At that time, Koiz faced a heavy burden from cost of goods sold. The cost of goods sold ratio, which was 82.91% in 2016, soared to 115.55% and 107.07% in 2017 and 2018, respectively. In 2018, selling a product for 100 KRW meant a loss of 7 KRW per unit, indicating that the more products sold, the greater the loss. As performance rapidly deteriorated, the financial structure also worsened. The debt ratio, which was 78.6% in 2016, sharply increased to 96.6% in 2017 and 196.1% in 2018. Additionally, the short-term borrowings dependency rose from 28.3% to 50.7% during the same period, significantly weakening financial stability.


In particular, in 2018, continuous large-scale losses caused the pre-tax continuing operations loss rate to exceed 50% of equity capital, raising serious concerns. Furthermore, in the first quarter of last year, due to the issuance of convertible bonds (CB) in 2018 and a decrease in equity capital, the debt ratio rose to 218.5%, increasing the likelihood of being designated as a company subject to a designated auditor.


However, concerns about the company have lessened as it expanded capital through a paid-in capital increase last year and showed signs of performance improvement. Koiz decided on a paid-in capital increase of 5 billion KRW through a rights offering followed by a general public offering of unsubscribed shares last year. The newly issued shares numbered 3.5 million, with a price per share of 1,410 KRW. At that time, Koiz invested most of the funds raised through the capital increase in purchasing raw and subsidiary materials. The total amount was 4.935 billion KRW, and the company explained, "Since sales of composite films are expected to expand compared to the previous year from 2019, the purchase amount of raw and subsidiary materials is expected to increase."


Along with this, last year, sales reached 32.3 billion KRW, a 90.17% increase compared to the previous year. Operating losses also decreased to 255.28 million KRW. The cost of goods sold ratio was 86.7%. The company attributed this to yield improvements of new optical film models and diversification of customers. A company representative stated, "Performance is gradually improving compared to the previous year, and we are considering holding an investor relations (IR) session after confirming first-quarter results."

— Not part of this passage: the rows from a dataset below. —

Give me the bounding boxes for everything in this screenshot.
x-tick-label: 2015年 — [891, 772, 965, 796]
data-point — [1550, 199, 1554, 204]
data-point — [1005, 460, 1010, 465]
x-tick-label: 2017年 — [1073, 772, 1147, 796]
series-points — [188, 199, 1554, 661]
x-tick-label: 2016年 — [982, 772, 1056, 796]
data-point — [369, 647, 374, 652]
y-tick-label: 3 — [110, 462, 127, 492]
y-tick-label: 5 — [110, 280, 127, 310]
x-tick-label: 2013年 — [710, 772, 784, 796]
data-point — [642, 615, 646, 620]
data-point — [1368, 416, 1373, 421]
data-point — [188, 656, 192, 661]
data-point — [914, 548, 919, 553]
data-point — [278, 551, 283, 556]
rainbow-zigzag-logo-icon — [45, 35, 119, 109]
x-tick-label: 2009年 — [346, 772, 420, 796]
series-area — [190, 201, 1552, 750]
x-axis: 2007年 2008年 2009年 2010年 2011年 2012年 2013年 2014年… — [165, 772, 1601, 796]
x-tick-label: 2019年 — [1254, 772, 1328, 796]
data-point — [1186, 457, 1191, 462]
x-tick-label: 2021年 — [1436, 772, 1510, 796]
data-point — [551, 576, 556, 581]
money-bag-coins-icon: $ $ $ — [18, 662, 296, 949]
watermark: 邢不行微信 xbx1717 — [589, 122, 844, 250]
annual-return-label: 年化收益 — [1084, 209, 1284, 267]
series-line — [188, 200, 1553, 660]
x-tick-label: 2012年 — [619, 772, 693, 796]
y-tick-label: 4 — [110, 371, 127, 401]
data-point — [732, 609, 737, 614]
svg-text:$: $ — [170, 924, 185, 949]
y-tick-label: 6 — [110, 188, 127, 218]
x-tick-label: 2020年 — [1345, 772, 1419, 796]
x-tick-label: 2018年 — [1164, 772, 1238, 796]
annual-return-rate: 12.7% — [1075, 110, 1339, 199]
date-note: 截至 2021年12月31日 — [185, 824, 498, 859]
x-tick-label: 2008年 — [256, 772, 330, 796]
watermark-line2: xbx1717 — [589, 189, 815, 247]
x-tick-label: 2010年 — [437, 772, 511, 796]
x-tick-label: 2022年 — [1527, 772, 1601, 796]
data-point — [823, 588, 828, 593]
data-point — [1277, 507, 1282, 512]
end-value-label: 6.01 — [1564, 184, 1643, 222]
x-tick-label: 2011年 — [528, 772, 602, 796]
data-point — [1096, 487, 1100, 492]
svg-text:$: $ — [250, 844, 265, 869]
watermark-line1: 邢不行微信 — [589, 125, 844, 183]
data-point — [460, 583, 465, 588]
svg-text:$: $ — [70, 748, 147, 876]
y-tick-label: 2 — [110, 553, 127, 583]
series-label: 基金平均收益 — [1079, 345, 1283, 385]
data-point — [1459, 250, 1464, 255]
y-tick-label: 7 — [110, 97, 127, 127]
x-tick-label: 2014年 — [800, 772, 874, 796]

Financial conditions also improved due to the paid-in capital increase. Last year's debt ratio was 90.48%, down more than 100 percentage points compared to 2018. However, due to continued losses, accumulated deficit increased from 4.8 billion KRW in 2018 to 5.2 billion KRW.


The problem lies in this year. Koiz has recorded losses for three consecutive years from 2017 to 2019. If poor performance continues this year, the likelihood of being designated as a management item increases. Although Koiz raised the possibility of improvement by increasing sales and reducing operating losses last year, external conditions are unfavorable.


Concerns have emerged that LCD product demand will shrink due to the impact of COVID-19. Korea Investment & Securities forecasts that global LCD TV demand will decrease by 3.6% to 212 million units this year compared to the previous year. Previously, a 0.8% increase was expected. The light guide plates and optical films produced by Koiz are applied to LCD BLU. If LCD demand decreases, it could naturally have a negative impact on performance.